Die Transaktion steht unter dem Vorbehalt der Zustimmung der Behörden und der Aktionäre. Aufgrund europäischer Eigentumsregeln darf Apollo die Airline nicht allein kontrollieren; die Fluggesellschaft muss mehrheitlich in europäischer Hand bleiben. Apollo kündigte an, eine entsprechende Beteiligungsstruktur über einen EU-gesteuerten Trust und bestehende Aktionäre umzusetzen. Zudem plant der Investor, die aktuelle Strategie fortzuführen und das Unternehmen von der Börse zu nehmen. Der Investor erklärte, die bestehende Strategie der easyJet-Gruppe zu unterstützen. Kurzfristige Stellenstreichungen beim operativen Personal schloss der Investor für mindestens zwölf Monate aus.

Gründer begrüsst die Übernahme

easyJet-Gründer Sir Stelios Haji-Ioannou begrüsste in einer Investorenmitteilung vom 6. August 2026 die Übernahme von easyJet durch Apollo und betonte, dass die Unterstützung durch einen führenden Investor den Wert der Marke sowie das Geschäftsmodell der easyGroup Ltd bestätige. Er erklärte, dass seine Familie beabsichtige, langfristig bedeutende Aktionäre von easyJet zu bleiben.

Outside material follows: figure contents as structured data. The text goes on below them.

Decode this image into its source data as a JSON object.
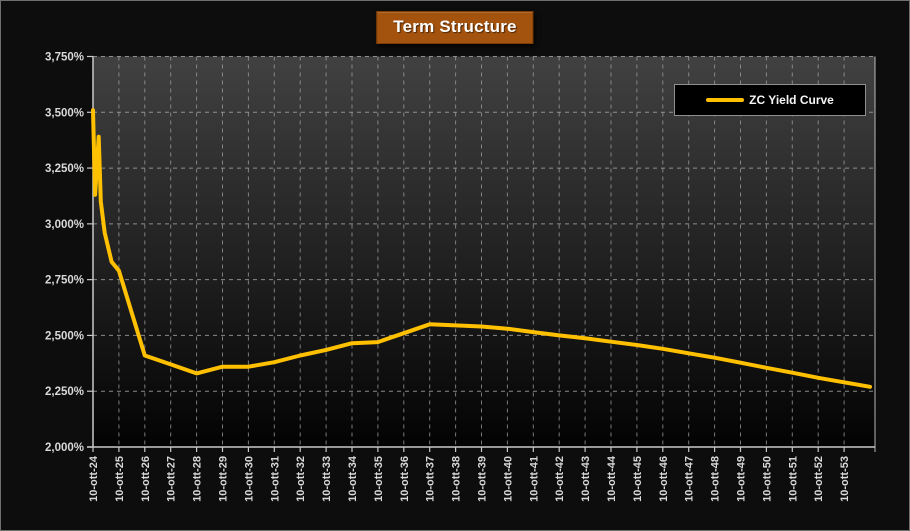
{
  "title": "Term Structure",
  "legend": {
    "label": "ZC Yield Curve",
    "position": "top-right"
  },
  "colors": {
    "background": "#0D0D0D",
    "frame_border": "#6F6F6F",
    "title_bg": "#A4530E",
    "title_border": "#7C3D06",
    "title_text": "#FFFFFF",
    "plot_gradient_top": "#414141",
    "plot_gradient_bottom": "#030303",
    "gridline": "#A0A0A0",
    "axis": "#C9C9C9",
    "tick_label": "#D9D9D9",
    "line": "#FFC000",
    "legend_bg": "#000000",
    "legend_border": "#8F8F8F",
    "legend_text": "#F5F5F5"
  },
  "chart_data": {
    "type": "line",
    "title": "Term Structure",
    "categories": [
      "10-ott-24",
      "10-ott-25",
      "10-ott-26",
      "10-ott-27",
      "10-ott-28",
      "10-ott-29",
      "10-ott-30",
      "10-ott-31",
      "10-ott-32",
      "10-ott-33",
      "10-ott-34",
      "10-ott-35",
      "10-ott-36",
      "10-ott-37",
      "10-ott-38",
      "10-ott-39",
      "10-ott-40",
      "10-ott-41",
      "10-ott-42",
      "10-ott-43",
      "10-ott-44",
      "10-ott-45",
      "10-ott-46",
      "10-ott-47",
      "10-ott-48",
      "10-ott-49",
      "10-ott-50",
      "10-ott-51",
      "10-ott-52",
      "10-ott-53"
    ],
    "x_unit": "years from first category; integer t aligns with categories[t]",
    "series": [
      {
        "name": "ZC Yield Curve",
        "color": "#FFC000",
        "points": [
          [
            0,
            3.51
          ],
          [
            0.08,
            3.13
          ],
          [
            0.22,
            3.39
          ],
          [
            0.3,
            3.1
          ],
          [
            0.45,
            2.96
          ],
          [
            0.72,
            2.83
          ],
          [
            1,
            2.79
          ],
          [
            2,
            2.41
          ],
          [
            3,
            2.37
          ],
          [
            4,
            2.33
          ],
          [
            5,
            2.36
          ],
          [
            6,
            2.36
          ],
          [
            7,
            2.38
          ],
          [
            8,
            2.41
          ],
          [
            9,
            2.435
          ],
          [
            10,
            2.465
          ],
          [
            11,
            2.47
          ],
          [
            12,
            2.51
          ],
          [
            13,
            2.55
          ],
          [
            14,
            2.545
          ],
          [
            15,
            2.54
          ],
          [
            16,
            2.53
          ],
          [
            17,
            2.515
          ],
          [
            18,
            2.5
          ],
          [
            19,
            2.487
          ],
          [
            20,
            2.472
          ],
          [
            21,
            2.457
          ],
          [
            22,
            2.44
          ],
          [
            23,
            2.42
          ],
          [
            24,
            2.4
          ],
          [
            25,
            2.378
          ],
          [
            26,
            2.355
          ],
          [
            27,
            2.333
          ],
          [
            28,
            2.31
          ],
          [
            29,
            2.29
          ],
          [
            30,
            2.27
          ]
        ]
      }
    ],
    "ylim": [
      2.0,
      3.75
    ],
    "ytick_step": 0.25,
    "yticks": [
      {
        "value": 3.75,
        "label": "3,750%"
      },
      {
        "value": 3.5,
        "label": "3,500%"
      },
      {
        "value": 3.25,
        "label": "3,250%"
      },
      {
        "value": 3.0,
        "label": "3,000%"
      },
      {
        "value": 2.75,
        "label": "2,750%"
      },
      {
        "value": 2.5,
        "label": "2,500%"
      },
      {
        "value": 2.25,
        "label": "2,250%"
      },
      {
        "value": 2.0,
        "label": "2,000%"
      }
    ],
    "grid": "dashed",
    "legend_position": "top-right"
  }
}
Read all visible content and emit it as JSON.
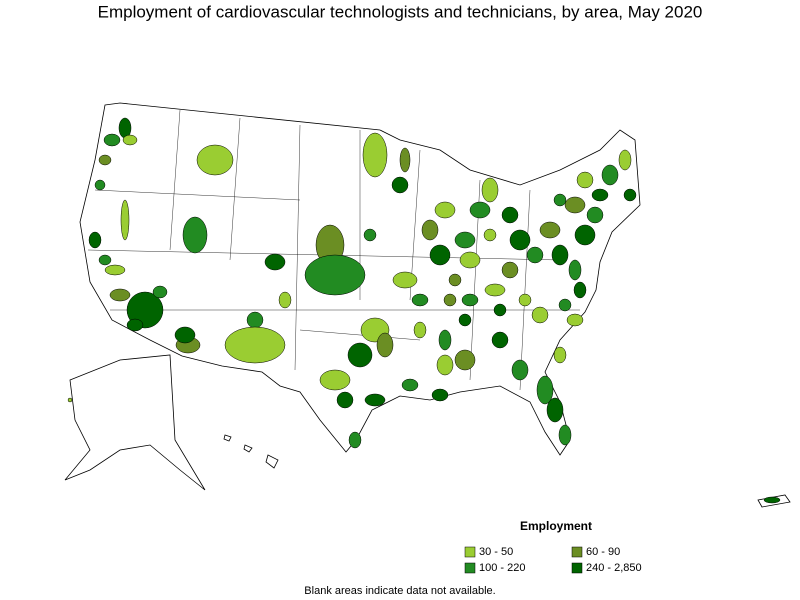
{
  "title": "Employment of cardiovascular technologists and technicians, by area, May 2020",
  "legend": {
    "title": "Employment",
    "items": [
      {
        "label": "30 - 50",
        "color": "#9acd32"
      },
      {
        "label": "60 - 90",
        "color": "#6b8e23"
      },
      {
        "label": "100 - 220",
        "color": "#228b22"
      },
      {
        "label": "240 - 2,850",
        "color": "#006400"
      }
    ]
  },
  "footnote": "Blank areas indicate data not available."
}
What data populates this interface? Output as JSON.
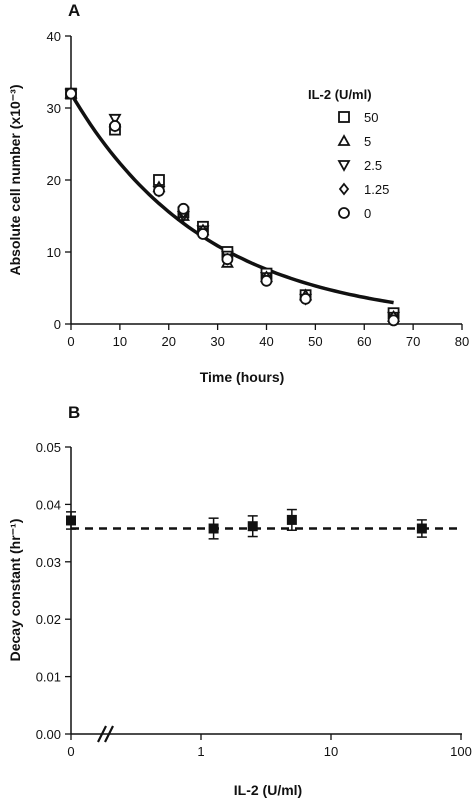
{
  "chart_data": [
    {
      "panel": "A",
      "type": "scatter",
      "xlabel": "Time (hours)",
      "ylabel": "Absolute cell number (x10⁻³)",
      "xlim": [
        0,
        80
      ],
      "ylim": [
        0,
        40
      ],
      "xticks": [
        0,
        10,
        20,
        30,
        40,
        50,
        60,
        70,
        80
      ],
      "yticks": [
        0,
        10,
        20,
        30,
        40
      ],
      "grid": false,
      "legend_title": "IL-2 (U/ml)",
      "legend_position": "top-right",
      "series": [
        {
          "name": "50",
          "marker": "square",
          "x": [
            0,
            9,
            18,
            23,
            27,
            32,
            40,
            48,
            66
          ],
          "y": [
            32,
            27,
            20,
            15.5,
            13.5,
            10,
            7,
            4,
            1.5
          ]
        },
        {
          "name": "5",
          "marker": "triangle-up",
          "x": [
            0,
            9,
            18,
            23,
            27,
            32,
            40,
            48,
            66
          ],
          "y": [
            32,
            28,
            19,
            15,
            13,
            8.5,
            6.5,
            4,
            1
          ]
        },
        {
          "name": "2.5",
          "marker": "triangle-down",
          "x": [
            0,
            9,
            18,
            23,
            27,
            32,
            40,
            48,
            66
          ],
          "y": [
            32,
            28.5,
            18.5,
            15,
            13,
            9.5,
            6.5,
            3.5,
            1
          ]
        },
        {
          "name": "1.25",
          "marker": "diamond",
          "x": [
            0,
            9,
            18,
            23,
            27,
            32,
            40,
            48,
            66
          ],
          "y": [
            32,
            27.5,
            18.5,
            15.5,
            13,
            9,
            6.5,
            3.5,
            1
          ]
        },
        {
          "name": "0",
          "marker": "circle",
          "x": [
            0,
            9,
            18,
            23,
            27,
            32,
            40,
            48,
            66
          ],
          "y": [
            32,
            27.5,
            18.5,
            16,
            12.5,
            9,
            6,
            3.5,
            0.5
          ]
        }
      ],
      "fit_curve": {
        "type": "exponential-decay",
        "y0": 32,
        "k": 0.036,
        "x_range": [
          0,
          66
        ]
      }
    },
    {
      "panel": "B",
      "type": "scatter",
      "xlabel": "IL-2 (U/ml)",
      "ylabel": "Decay constant (hr⁻¹)",
      "x_scale": "log",
      "x_axis_break": true,
      "xlim": [
        0.1,
        100
      ],
      "ylim": [
        0,
        0.05
      ],
      "xtick_labels": [
        "0",
        "1",
        "10",
        "100"
      ],
      "xtick_values": [
        0,
        1,
        10,
        100
      ],
      "ytick_labels": [
        "0.00",
        "0.01",
        "0.02",
        "0.03",
        "0.04",
        "0.05"
      ],
      "yticks": [
        0,
        0.01,
        0.02,
        0.03,
        0.04,
        0.05
      ],
      "grid": false,
      "points": [
        {
          "x": 0,
          "y": 0.0372,
          "err": 0.0015
        },
        {
          "x": 1.25,
          "y": 0.0358,
          "err": 0.0018
        },
        {
          "x": 2.5,
          "y": 0.0362,
          "err": 0.0018
        },
        {
          "x": 5,
          "y": 0.0373,
          "err": 0.0018
        },
        {
          "x": 50,
          "y": 0.0358,
          "err": 0.0015
        }
      ],
      "reference_line": {
        "y": 0.0358,
        "style": "dashed"
      }
    }
  ]
}
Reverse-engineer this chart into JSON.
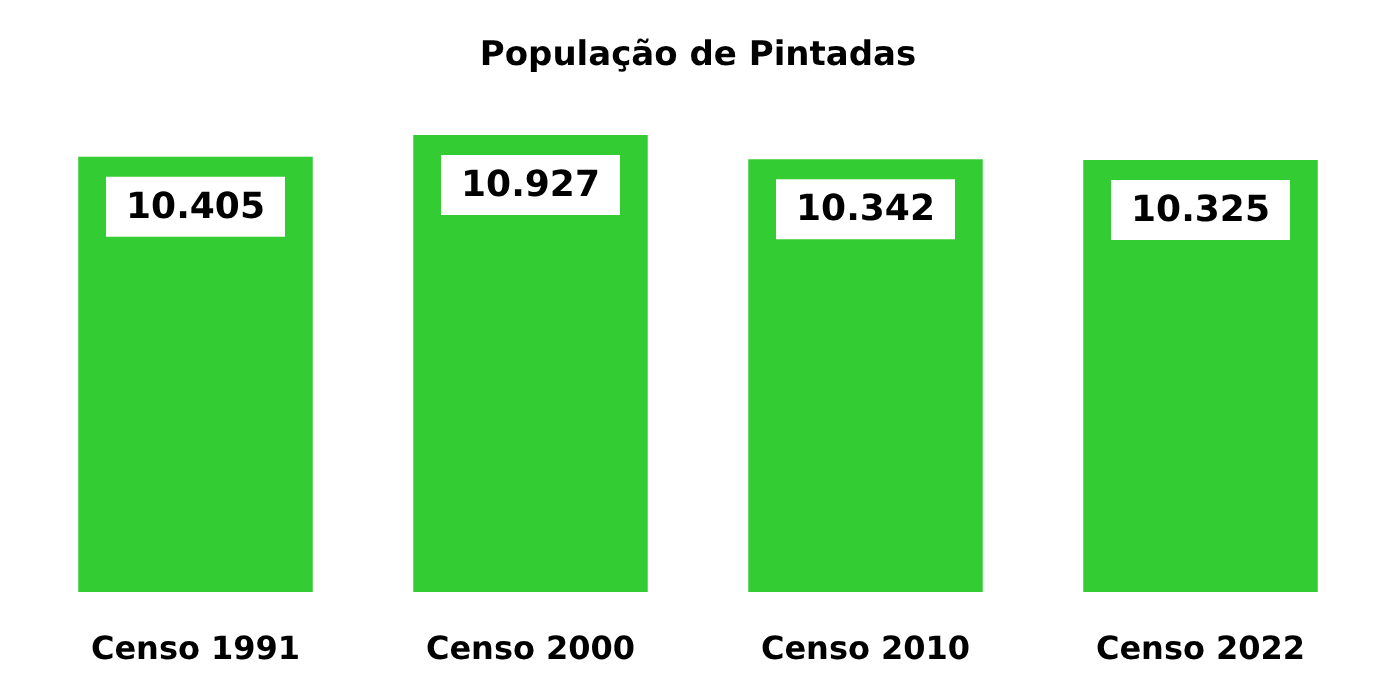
{
  "chart_data": {
    "type": "bar",
    "title": "População de Pintadas",
    "categories": [
      "Censo 1991",
      "Censo 2000",
      "Censo 2010",
      "Censo 2022"
    ],
    "values": [
      10405,
      10927,
      10342,
      10325
    ],
    "color": "#33cc33",
    "value_labels": [
      "10.405",
      "10.927",
      "10.342",
      "10.325"
    ],
    "tick_labels": "x",
    "grid": false
  }
}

Bezüglich der Auswirkungen auf die Schweizer Standorte Genf – dem Hauptsitz der Tochtergesellschaft easyJet Switzerland – und Basel liegen keine Bestätigungen für Betriebsänderungen vor. Fakt ist, dass der Flugbetrieb am EuroAirport kurzfristig unbeeinflusst bleibt und easyJet Switzerland dort den Ausbau des Angebots mit dem Einsatz grösserer Flugzeuge des Typs Airbus A321neo plant.